Who wants to remember bad milestones? Do we really need to go back five years, when the S&P 500 closed out the disastrous 2008 at 903.25? Most of us would prefer to focus on the fact that the index has more than doubled since those dark days. Still, it can be instructive to be mindful of the lessons from that painful period. According to Allianz Life Insurance Company’s 5th annual New Year’s Resolution Survey, “many Americans seem to have forgotten the trauma it [the financial crisis] caused to their portfolios and may now have a false sense of security about their current financial well-being.”

This is human nature and behavioral economists even have a name for it: “recency bias,” which means that what has occurred in the near past tends to inform how we feel and what we do today. The problem with recency bias is that it can push us into making emotional decisions at the wrong time. So at the depths of market lows in 2008, we feel scared and sell everything and vow to take better care of our financial lives. Then five years later, with the economy and markets in recovery, the Allianz survey shows that only 16 percent of respondents said they would include financial planning in their resolutions for 2014.

Whether you call it a resolution or a plan, here’s what I have learned after being in the business for 25 years: it’s easier to reach a financial goal when you articulate it and create a plan of action to achieve it. The problem is that simply thinking about a financial plan, let alone running the numbers that are necessary to complete it, can be daunting.

You need not go overboard with this process. While many financial planners will create comprehensive plans that aim to tackle every area of your life, a simple way to start is to address what I like to call “The Big Three Financial Goals”:

1. Zero consumer debt (credit card, auto loans)

2. Adequate emergency reserve funds (6-12 month’s worth of expenses; 12-24 months for retirees)

3. Maximization of retirement contributions ($17,500 for 401(k), 403(b) and 457 plans, with an additional $5,500 catch up contribution available if you are over the age of 50; and $5,500 for IRAs, with an additional $1,000 catch up contribution).
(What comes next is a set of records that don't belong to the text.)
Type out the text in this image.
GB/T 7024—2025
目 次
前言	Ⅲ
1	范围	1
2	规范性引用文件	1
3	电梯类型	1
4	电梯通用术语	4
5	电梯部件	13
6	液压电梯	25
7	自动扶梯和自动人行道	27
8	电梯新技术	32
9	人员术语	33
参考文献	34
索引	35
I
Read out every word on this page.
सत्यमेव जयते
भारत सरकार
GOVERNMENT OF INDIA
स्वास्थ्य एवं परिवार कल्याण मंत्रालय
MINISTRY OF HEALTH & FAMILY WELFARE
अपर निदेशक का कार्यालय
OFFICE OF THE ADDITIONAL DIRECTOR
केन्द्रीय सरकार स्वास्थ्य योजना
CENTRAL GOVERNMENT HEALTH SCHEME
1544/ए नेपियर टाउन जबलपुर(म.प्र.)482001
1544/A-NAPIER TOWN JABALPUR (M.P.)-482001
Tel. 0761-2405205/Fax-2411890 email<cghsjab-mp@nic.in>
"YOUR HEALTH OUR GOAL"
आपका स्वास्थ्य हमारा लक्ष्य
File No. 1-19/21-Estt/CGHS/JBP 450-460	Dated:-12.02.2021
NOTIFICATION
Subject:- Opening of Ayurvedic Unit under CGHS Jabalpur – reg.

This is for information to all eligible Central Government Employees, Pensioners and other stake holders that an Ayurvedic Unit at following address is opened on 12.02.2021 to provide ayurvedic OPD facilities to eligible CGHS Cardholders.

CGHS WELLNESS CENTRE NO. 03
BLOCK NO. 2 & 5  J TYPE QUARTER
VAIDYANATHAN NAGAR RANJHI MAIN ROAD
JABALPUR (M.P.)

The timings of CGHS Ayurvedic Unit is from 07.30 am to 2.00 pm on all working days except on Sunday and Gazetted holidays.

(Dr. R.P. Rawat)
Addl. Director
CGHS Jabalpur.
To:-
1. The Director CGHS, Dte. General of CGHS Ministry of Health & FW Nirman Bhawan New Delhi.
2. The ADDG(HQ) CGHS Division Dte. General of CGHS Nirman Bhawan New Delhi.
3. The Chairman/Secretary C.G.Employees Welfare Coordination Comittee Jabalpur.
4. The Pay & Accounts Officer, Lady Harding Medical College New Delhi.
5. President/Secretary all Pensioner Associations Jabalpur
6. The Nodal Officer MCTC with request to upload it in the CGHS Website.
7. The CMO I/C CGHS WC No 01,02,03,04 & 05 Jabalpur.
This step includes ensuring that you have a properly diversified portfolio, that is consistent with your risk tolerance level.

For many, conquering the Big Three will require some time and energy. The process may even call for you to (gasp) figure out where your money is going. The easiest way to do that is to track your expenses for three months. After doing so, you may find that there’s extra money available to help your efforts.

Once you have these covered the Big Three, it’s time for the nuts and bolts of financial security: drafting/updating wills and other estate documents and reviewing insurance coverage (life, disability, long-term care and property and casualty). These are not sexy topics, like investing can be, but without them, your financial security could be at risk.

With those basic steps covered, now comes the hard part: it’s time to prioritize what comes next. Do you want to buy a house in the next year or two? If so, you may need to channel all available cash flow into a down payment fund. Are you ready to set aside some of your precious free cash flow for your kids in a Section 529 Plan or would you prefer to aim for early retirement? Do you need to think about caring for your aging parents? If so, have you had the tough talk with them to see what their wishes are?

These are just some of the questions that you need to think about in order to properly plan for your financial future. No wonder so many people would rather put their heads in the sand than deal with this stuff! Of course all of the planning in the world can’t prevent the fact that sometimes a bad financial event can happen to you, but it certainly puts you in a stronger position than doing nothing. So maybe the best New Year’s Resolution is “I’m going to start doing SOMETHING to better my financial life!”